Avendo dalla sua la scrittura comica del produttore e co-sceneggiatore Jordan Peele, anche interprete col sodale Keegan-Michael Key del duo eponimo di demoni combinaguai, ma privato della grandeur da musical para-disneyano che ha reso leggendario “The Nightmare Before Christmas” e dell’ottima base narrativa di Neil Gaiman, “Wendell & Wild” si serve soprattutto della comicità per far proseguire il suo racconto di formazione, dedicando minori attenzioni alla componente horror, poco più di una rassegna di stereotipi e citazioni. Pur scontando una maggiore prevedibilità narrativa e una certa superficialità nell’affrontare i numerosi temi che la sceneggiatura introduce, il film conferma il talento come metteur en scene di Henry Selick, autore di una serie di invenzioni visive e situazioni comiche che mantengono la pellicola ben ritmata e le permettono di superare i 100 minuti senza che si rimanga impelagati nelle sue criticità narrative. A voler rischiare la sovrainterpretazione si potrebbe vedere in “Wendell & Wild” un sofferto, e a suo modo dovuto, ridimensionamento delle ambizioni del regista che può fungere però da base, anche in virtù della sua minore eccentricità, per un'ulteriore maturazione di Selick come autore, una riprova che il processo di crescita, anche artistica, non finisce mai.


13/11/2022

Cast e credits

cast:
Paolo Vivio, Nanni Baldini, Alessandra Cassioli, Oliviero Dinelli, Vittorio Thermes, Alessandro Rossi, Massimiliano Virgilii, Laura Lenghi, Chiara Fabiano, Lyric Ross, Gabrielle Dennis, Gary Gatewood, Ving Rhames, Sam Zelaya, James Hong, Angela Bassett, Keegan-Michael Key, Jordan Peele


regia:
Henry Selick


distribuzione:
Netflix


durata:
105'


produzione:
Artists First, Gotham Group, Monkeypaw Productions, Netflix Animation


sceneggiatura:
Henry Selick, Jordan Peele


fotografia:
Peter Sorg


scenografie:
Paul Harrod, Robin Joseph, Lou Romano


montaggio:
Robert Anich, Jason Hooper, Mandy Hutchings, Sarah K. Reimers


costumi:
Character designer: Pablo Lobato


musiche:
Bruno Coulais


Trama
L'orfana Kat viene liberata dalla prigione giovanile e mandata in una scuola religiosa per ragazze come parte di un progetto di reinserimento sociale.
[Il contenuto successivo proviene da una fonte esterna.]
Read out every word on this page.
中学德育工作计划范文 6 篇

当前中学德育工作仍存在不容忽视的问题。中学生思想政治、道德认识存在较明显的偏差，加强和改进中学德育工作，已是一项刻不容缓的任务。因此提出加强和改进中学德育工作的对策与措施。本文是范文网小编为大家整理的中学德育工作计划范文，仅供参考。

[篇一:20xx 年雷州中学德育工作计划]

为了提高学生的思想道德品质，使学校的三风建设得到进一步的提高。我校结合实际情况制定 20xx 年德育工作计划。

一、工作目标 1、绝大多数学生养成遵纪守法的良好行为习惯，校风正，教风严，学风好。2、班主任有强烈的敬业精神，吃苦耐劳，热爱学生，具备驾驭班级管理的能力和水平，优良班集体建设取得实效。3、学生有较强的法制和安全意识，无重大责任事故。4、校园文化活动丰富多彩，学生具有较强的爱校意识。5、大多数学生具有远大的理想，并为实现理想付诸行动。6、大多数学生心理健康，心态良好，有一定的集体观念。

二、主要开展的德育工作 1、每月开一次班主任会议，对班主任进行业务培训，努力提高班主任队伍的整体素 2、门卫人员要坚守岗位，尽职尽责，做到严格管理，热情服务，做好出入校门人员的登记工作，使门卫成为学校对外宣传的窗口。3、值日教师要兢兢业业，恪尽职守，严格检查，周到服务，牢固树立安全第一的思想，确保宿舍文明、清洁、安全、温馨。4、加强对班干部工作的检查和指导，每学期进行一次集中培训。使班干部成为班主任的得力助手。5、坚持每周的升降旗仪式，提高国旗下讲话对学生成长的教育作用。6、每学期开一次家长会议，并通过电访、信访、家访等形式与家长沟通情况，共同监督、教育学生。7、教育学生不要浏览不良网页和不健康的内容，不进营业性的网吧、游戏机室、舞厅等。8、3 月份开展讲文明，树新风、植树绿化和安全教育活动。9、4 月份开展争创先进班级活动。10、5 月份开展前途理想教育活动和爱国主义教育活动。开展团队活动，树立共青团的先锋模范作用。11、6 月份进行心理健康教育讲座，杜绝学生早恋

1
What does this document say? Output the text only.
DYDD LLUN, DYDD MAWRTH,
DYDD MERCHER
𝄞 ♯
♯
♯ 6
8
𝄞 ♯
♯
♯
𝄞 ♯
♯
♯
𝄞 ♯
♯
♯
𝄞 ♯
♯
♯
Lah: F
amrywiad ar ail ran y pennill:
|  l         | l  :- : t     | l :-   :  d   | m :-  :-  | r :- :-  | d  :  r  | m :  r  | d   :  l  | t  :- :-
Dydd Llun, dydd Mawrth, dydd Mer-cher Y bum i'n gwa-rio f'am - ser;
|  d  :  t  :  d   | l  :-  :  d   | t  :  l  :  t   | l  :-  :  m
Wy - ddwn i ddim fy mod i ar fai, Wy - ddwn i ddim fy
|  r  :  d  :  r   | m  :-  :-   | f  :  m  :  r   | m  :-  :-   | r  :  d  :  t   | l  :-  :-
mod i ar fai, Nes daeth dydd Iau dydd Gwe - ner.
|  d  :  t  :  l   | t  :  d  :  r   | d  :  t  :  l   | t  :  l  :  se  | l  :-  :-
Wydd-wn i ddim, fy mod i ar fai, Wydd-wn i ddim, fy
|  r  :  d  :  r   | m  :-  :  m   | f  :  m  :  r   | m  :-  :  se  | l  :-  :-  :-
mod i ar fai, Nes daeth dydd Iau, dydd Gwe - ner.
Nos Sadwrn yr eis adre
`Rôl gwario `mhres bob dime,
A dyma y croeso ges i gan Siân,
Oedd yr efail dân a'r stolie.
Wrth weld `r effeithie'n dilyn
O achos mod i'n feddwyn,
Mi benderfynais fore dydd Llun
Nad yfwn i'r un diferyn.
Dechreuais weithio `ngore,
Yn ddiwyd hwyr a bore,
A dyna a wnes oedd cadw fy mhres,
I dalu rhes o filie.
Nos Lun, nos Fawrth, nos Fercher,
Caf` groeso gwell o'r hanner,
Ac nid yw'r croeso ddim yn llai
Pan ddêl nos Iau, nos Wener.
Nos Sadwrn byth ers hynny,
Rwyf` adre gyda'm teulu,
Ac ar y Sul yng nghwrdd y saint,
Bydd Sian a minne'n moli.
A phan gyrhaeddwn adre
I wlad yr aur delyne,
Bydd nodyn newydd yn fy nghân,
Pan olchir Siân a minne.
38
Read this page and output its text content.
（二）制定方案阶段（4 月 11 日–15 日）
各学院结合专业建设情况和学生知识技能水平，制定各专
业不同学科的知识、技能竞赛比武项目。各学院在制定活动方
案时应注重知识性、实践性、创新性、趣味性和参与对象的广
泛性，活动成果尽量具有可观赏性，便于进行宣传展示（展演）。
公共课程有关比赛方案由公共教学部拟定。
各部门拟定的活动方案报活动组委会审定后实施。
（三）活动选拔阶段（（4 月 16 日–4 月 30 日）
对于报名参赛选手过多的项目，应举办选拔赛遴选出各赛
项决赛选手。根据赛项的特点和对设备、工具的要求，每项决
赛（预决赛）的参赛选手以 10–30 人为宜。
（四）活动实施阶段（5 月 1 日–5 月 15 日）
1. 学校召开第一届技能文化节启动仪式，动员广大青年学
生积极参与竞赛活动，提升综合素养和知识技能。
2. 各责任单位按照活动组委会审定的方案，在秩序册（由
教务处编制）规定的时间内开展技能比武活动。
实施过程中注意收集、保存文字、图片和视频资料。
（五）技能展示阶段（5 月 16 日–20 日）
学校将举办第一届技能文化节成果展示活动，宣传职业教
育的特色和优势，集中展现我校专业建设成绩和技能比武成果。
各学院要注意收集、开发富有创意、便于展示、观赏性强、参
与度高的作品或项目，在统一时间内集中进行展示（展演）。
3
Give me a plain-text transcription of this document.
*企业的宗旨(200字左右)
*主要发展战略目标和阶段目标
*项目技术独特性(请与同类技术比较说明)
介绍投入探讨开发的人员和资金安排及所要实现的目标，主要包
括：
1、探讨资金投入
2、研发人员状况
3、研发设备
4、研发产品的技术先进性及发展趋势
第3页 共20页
La scuola si trova però nella sua ormai povera e spopolata città d'infanzia, in cui i genitori persero la vita in un incidente di cui si dà la colpa. Nel frattempo due ambiziosi ma ottusi demoni che sognano di costruire un luna park fuggendo dal loro padre demoniaco si accorgono della ragazzina maledetta e, promettendole di resuscitare i genitori, vengono evocati sulla Terra. Prevedibilmente seguiranno imprevisti ed equivoci.